Yen To Dollar - Daily Candle Chart 10th February 2009

Yen To Dollar - Daily Candle Chart 10th February 2009

Yesterday’s candle hardly provided a ringing endorsement to the breakout of last week, with a ‘dark cloud over’ pattern appearing, on the daily chart. The dark cloud over consists of two candles, an up bar as we saw on Friday, followed by a down bar yesterday, but one which initially opened higher, which gives it the impression of hanging over the first candle like a cloud. The most important aspect of the signal is the depth of the closing price on the down candle within the body of the up bar, which in this case is significant. The rationale behind the pattern is easily explained. In the first session ( on Friday ) the market is moving up with a wide spread up bar, which is followed by a gapped up opening on Monday with the bulls in complete control.

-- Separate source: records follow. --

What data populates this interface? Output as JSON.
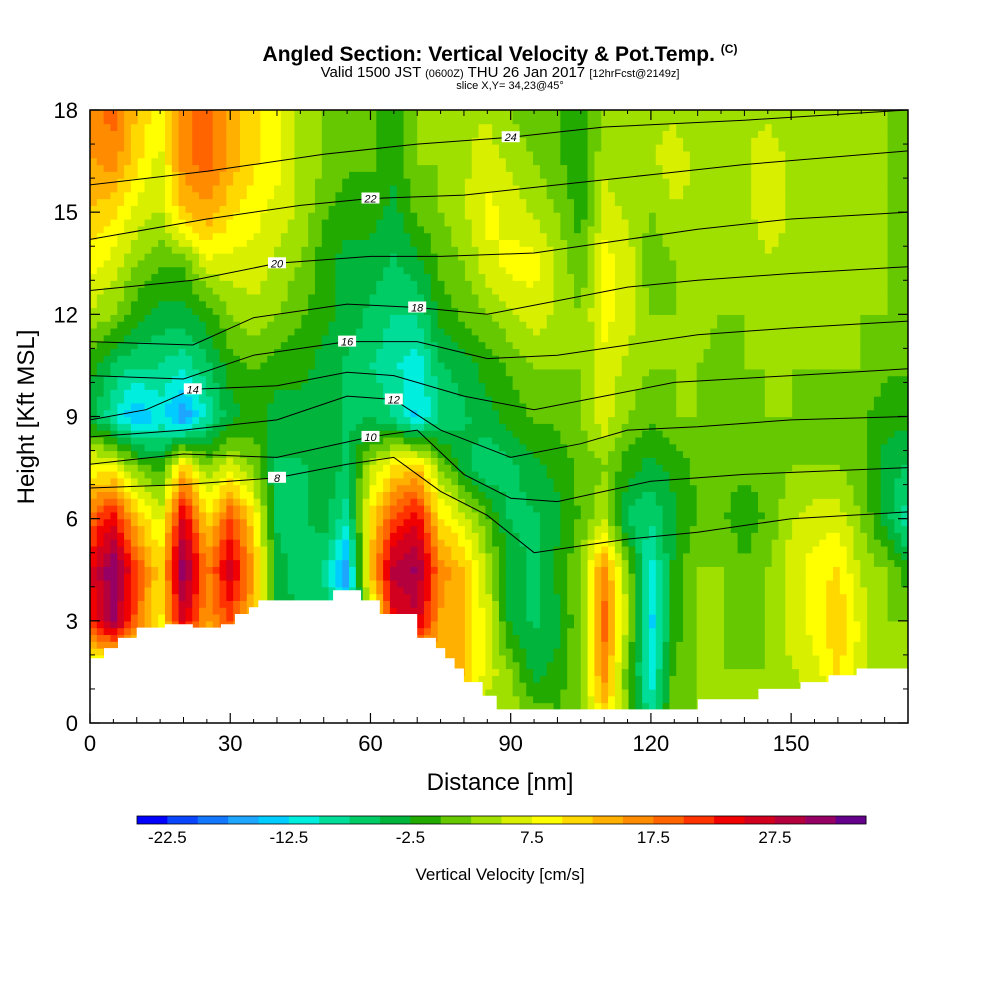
{
  "chart_data": {
    "type": "heatmap",
    "title": "Angled Section: Vertical Velocity & Pot.Temp.",
    "title_unit": "(C)",
    "subtitle_prefix": "Valid 1500 JST",
    "subtitle_utc": "(0600Z)",
    "subtitle_date": "THU 26 Jan 2017",
    "subtitle_fcst": "[12hrFcst@2149z]",
    "slice_label": "slice X,Y= 34,23@45°",
    "xlabel": "Distance [nm]",
    "ylabel": "Height [Kft MSL]",
    "xlim": [
      0,
      175
    ],
    "ylim": [
      0,
      18
    ],
    "x_ticks": [
      0,
      30,
      60,
      90,
      120,
      150
    ],
    "y_ticks": [
      0,
      3,
      6,
      9,
      12,
      15,
      18
    ],
    "colorbar": {
      "title": "Vertical Velocity [cm/s]",
      "labels": [
        "-22.5",
        "-12.5",
        "-2.5",
        "7.5",
        "17.5",
        "27.5"
      ],
      "colors": [
        "#0000ff",
        "#0a46ff",
        "#1478ff",
        "#1ea6ff",
        "#00ccff",
        "#00eedd",
        "#00dd99",
        "#00cc66",
        "#00b43c",
        "#22aa00",
        "#66c800",
        "#a0e000",
        "#d8f000",
        "#ffff00",
        "#ffd800",
        "#ffb000",
        "#ff8c00",
        "#ff6400",
        "#ff3200",
        "#f00000",
        "#d2001e",
        "#b4003c",
        "#960064",
        "#64008c"
      ]
    },
    "velocity_field": {
      "columns_x": [
        0,
        5,
        10,
        15,
        20,
        25,
        30,
        35,
        40,
        45,
        50,
        55,
        60,
        65,
        70,
        75,
        80,
        85,
        90,
        95,
        100,
        105,
        110,
        115,
        120,
        125,
        130,
        135,
        140,
        145,
        150,
        155,
        160,
        165,
        170,
        175
      ],
      "layers_y": [
        0,
        1.5,
        3,
        4.5,
        6,
        7.5,
        9,
        10.5,
        12,
        13.5,
        15,
        16.5,
        18
      ],
      "values": [
        [
          0,
          0,
          0,
          0,
          0,
          0,
          0,
          0,
          0,
          0,
          0,
          0,
          0,
          0,
          0,
          0,
          0,
          0,
          2,
          0,
          -2,
          0,
          8,
          0,
          -12,
          0,
          0,
          0,
          0,
          0,
          0,
          0,
          2,
          2,
          0,
          0
        ],
        [
          0,
          0,
          0,
          0,
          0,
          0,
          0,
          0,
          0,
          0,
          0,
          0,
          0,
          0,
          0,
          12,
          10,
          4,
          0,
          -6,
          -4,
          0,
          14,
          -2,
          -14,
          -2,
          0,
          0,
          0,
          0,
          2,
          4,
          8,
          4,
          0,
          0
        ],
        [
          20,
          28,
          16,
          6,
          24,
          12,
          18,
          10,
          -4,
          -8,
          -8,
          -14,
          0,
          22,
          24,
          12,
          10,
          4,
          -6,
          -8,
          -6,
          0,
          16,
          2,
          -16,
          -4,
          0,
          0,
          -2,
          0,
          4,
          6,
          10,
          4,
          0,
          0
        ],
        [
          22,
          30,
          18,
          8,
          30,
          14,
          24,
          12,
          -6,
          -10,
          -10,
          -20,
          10,
          26,
          28,
          14,
          10,
          2,
          -6,
          -8,
          -4,
          0,
          14,
          0,
          -14,
          -4,
          0,
          0,
          -2,
          0,
          4,
          6,
          8,
          2,
          0,
          -4
        ],
        [
          16,
          22,
          10,
          4,
          24,
          8,
          18,
          8,
          -8,
          -8,
          -6,
          -12,
          8,
          18,
          22,
          8,
          4,
          -2,
          -8,
          -8,
          -6,
          -2,
          2,
          -8,
          -10,
          -6,
          -2,
          -2,
          -4,
          -2,
          2,
          4,
          4,
          0,
          -6,
          -12
        ],
        [
          6,
          6,
          0,
          -4,
          10,
          0,
          4,
          0,
          -8,
          -8,
          -6,
          -8,
          2,
          8,
          10,
          0,
          -6,
          -10,
          -8,
          -6,
          -4,
          -2,
          0,
          -4,
          -6,
          -4,
          -2,
          -2,
          -2,
          -2,
          0,
          0,
          0,
          -2,
          -6,
          -8
        ],
        [
          -6,
          -12,
          -18,
          -14,
          -20,
          -12,
          -6,
          -4,
          -6,
          -6,
          -6,
          -8,
          -8,
          -10,
          -16,
          -10,
          -8,
          -6,
          -4,
          -2,
          -2,
          0,
          4,
          0,
          -2,
          0,
          0,
          -2,
          -2,
          0,
          0,
          -2,
          -2,
          -2,
          -4,
          -4
        ],
        [
          -4,
          -8,
          -10,
          -10,
          -12,
          -8,
          -4,
          -2,
          -4,
          -4,
          -6,
          -8,
          -10,
          -12,
          -14,
          -8,
          -6,
          -4,
          -2,
          0,
          0,
          0,
          4,
          2,
          0,
          0,
          0,
          -2,
          0,
          0,
          0,
          0,
          0,
          0,
          -2,
          -2
        ],
        [
          2,
          0,
          -4,
          -6,
          -6,
          -4,
          0,
          2,
          0,
          -2,
          -4,
          -6,
          -8,
          -10,
          -10,
          -4,
          -2,
          0,
          2,
          4,
          2,
          0,
          6,
          4,
          0,
          0,
          2,
          0,
          0,
          2,
          2,
          0,
          0,
          0,
          0,
          0
        ],
        [
          6,
          4,
          0,
          -2,
          -2,
          4,
          4,
          4,
          2,
          0,
          -4,
          -6,
          -6,
          -8,
          -6,
          -2,
          0,
          4,
          6,
          6,
          2,
          -2,
          6,
          4,
          -2,
          0,
          2,
          0,
          0,
          2,
          2,
          0,
          2,
          0,
          0,
          -2
        ],
        [
          10,
          8,
          4,
          2,
          10,
          12,
          8,
          6,
          4,
          2,
          -2,
          -4,
          -4,
          -6,
          -2,
          0,
          2,
          6,
          4,
          2,
          0,
          -4,
          4,
          2,
          0,
          2,
          2,
          0,
          2,
          4,
          2,
          0,
          2,
          0,
          0,
          -2
        ],
        [
          12,
          14,
          8,
          4,
          14,
          16,
          12,
          8,
          6,
          2,
          0,
          -2,
          -2,
          -4,
          0,
          0,
          2,
          4,
          2,
          0,
          -2,
          -4,
          2,
          0,
          2,
          4,
          2,
          0,
          2,
          4,
          2,
          0,
          0,
          0,
          0,
          -2
        ],
        [
          14,
          16,
          10,
          6,
          14,
          16,
          12,
          8,
          6,
          2,
          0,
          -2,
          -2,
          -4,
          0,
          0,
          2,
          2,
          0,
          -2,
          -2,
          -4,
          0,
          0,
          2,
          2,
          0,
          0,
          2,
          2,
          0,
          0,
          0,
          0,
          0,
          -2
        ]
      ]
    },
    "terrain": {
      "x": [
        0,
        3,
        3,
        6,
        6,
        10,
        10,
        16,
        16,
        22,
        22,
        28,
        28,
        31,
        31,
        34,
        34,
        36,
        36,
        52,
        52,
        58,
        58,
        62,
        62,
        70,
        70,
        74,
        74,
        76,
        76,
        78,
        78,
        80,
        80,
        84,
        84,
        87,
        87,
        130,
        130,
        143,
        143,
        152,
        152,
        158,
        158,
        164,
        164,
        175
      ],
      "y": [
        1.9,
        1.9,
        2.2,
        2.2,
        2.5,
        2.5,
        2.8,
        2.8,
        2.9,
        2.9,
        2.8,
        2.8,
        2.9,
        2.9,
        3.2,
        3.2,
        3.4,
        3.4,
        3.6,
        3.6,
        3.9,
        3.9,
        3.6,
        3.6,
        3.2,
        3.2,
        2.5,
        2.5,
        2.2,
        2.2,
        1.9,
        1.9,
        1.6,
        1.6,
        1.2,
        1.2,
        0.8,
        0.8,
        0.4,
        0.4,
        0.7,
        0.7,
        1.0,
        1.0,
        1.2,
        1.2,
        1.4,
        1.4,
        1.6,
        1.6
      ]
    },
    "isentropes": [
      {
        "label": "8",
        "x": [
          0,
          20,
          40,
          55,
          65,
          75,
          85,
          95,
          105,
          115,
          130,
          150,
          175
        ],
        "y": [
          6.9,
          7.0,
          7.2,
          7.6,
          7.8,
          6.8,
          6.1,
          5.0,
          5.2,
          5.4,
          5.6,
          6.0,
          6.2
        ]
      },
      {
        "label": "10",
        "x": [
          0,
          20,
          40,
          60,
          70,
          80,
          90,
          100,
          110,
          120,
          140,
          175
        ],
        "y": [
          7.6,
          7.9,
          7.8,
          8.4,
          8.6,
          7.3,
          6.6,
          6.5,
          6.8,
          7.1,
          7.3,
          7.5
        ]
      },
      {
        "label": "12",
        "x": [
          0,
          20,
          40,
          55,
          65,
          75,
          90,
          105,
          115,
          130,
          150,
          175
        ],
        "y": [
          8.4,
          8.6,
          8.9,
          9.6,
          9.5,
          8.6,
          7.8,
          8.2,
          8.6,
          8.7,
          8.9,
          9.0
        ]
      },
      {
        "label": "14",
        "x": [
          0,
          12,
          22,
          40,
          55,
          65,
          80,
          95,
          110,
          125,
          150,
          175
        ],
        "y": [
          8.9,
          9.2,
          9.8,
          9.9,
          10.3,
          10.2,
          9.6,
          9.2,
          9.6,
          10.0,
          10.2,
          10.4
        ]
      },
      {
        "label": "16",
        "x": [
          0,
          20,
          35,
          55,
          70,
          85,
          100,
          115,
          130,
          150,
          175
        ],
        "y": [
          10.2,
          10.1,
          10.8,
          11.2,
          11.2,
          10.7,
          10.8,
          11.1,
          11.4,
          11.6,
          11.8
        ]
      },
      {
        "label": "18",
        "x": [
          0,
          22,
          35,
          55,
          70,
          85,
          100,
          115,
          130,
          150,
          175
        ],
        "y": [
          11.2,
          11.1,
          11.9,
          12.3,
          12.2,
          12.0,
          12.4,
          12.8,
          13.0,
          13.2,
          13.4
        ]
      },
      {
        "label": "20",
        "x": [
          0,
          22,
          40,
          60,
          75,
          95,
          115,
          130,
          150,
          175
        ],
        "y": [
          12.7,
          13.0,
          13.5,
          13.7,
          13.7,
          13.8,
          14.2,
          14.5,
          14.8,
          15.0
        ]
      },
      {
        "label": "22",
        "x": [
          0,
          25,
          45,
          60,
          80,
          100,
          120,
          140,
          175
        ],
        "y": [
          14.2,
          14.8,
          15.2,
          15.4,
          15.5,
          15.8,
          16.1,
          16.4,
          16.8
        ]
      },
      {
        "label": "24",
        "x": [
          0,
          25,
          50,
          70,
          90,
          110,
          140,
          175
        ],
        "y": [
          15.8,
          16.2,
          16.7,
          17.0,
          17.2,
          17.5,
          17.7,
          18.0
        ]
      }
    ],
    "grid": false
  }
}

At this stage the technical picture changes and prices fall, well below the open and deep into the long positions of Friday. At this stage those long the market become concerned and close out positions, whilst those looking for short positions see an opportunity to benefit from the reversal. As the name suggests, we now have a black cloud hanging over us! You have been warned, so expect a move lower today. Whether this is a temporary fall, or the breakout was a false one only time will tell, but based on the signal, if you are happy to trade on the strength of it, I would suggest small short positions for today on an intra day or scalping basis, with any major market move coming this evening once Ben Bernanke starts his speech in Washington – more details are available on the euro to dollar site.

The short term outlook is bearish, the medium term is sideways and the long term is bullish.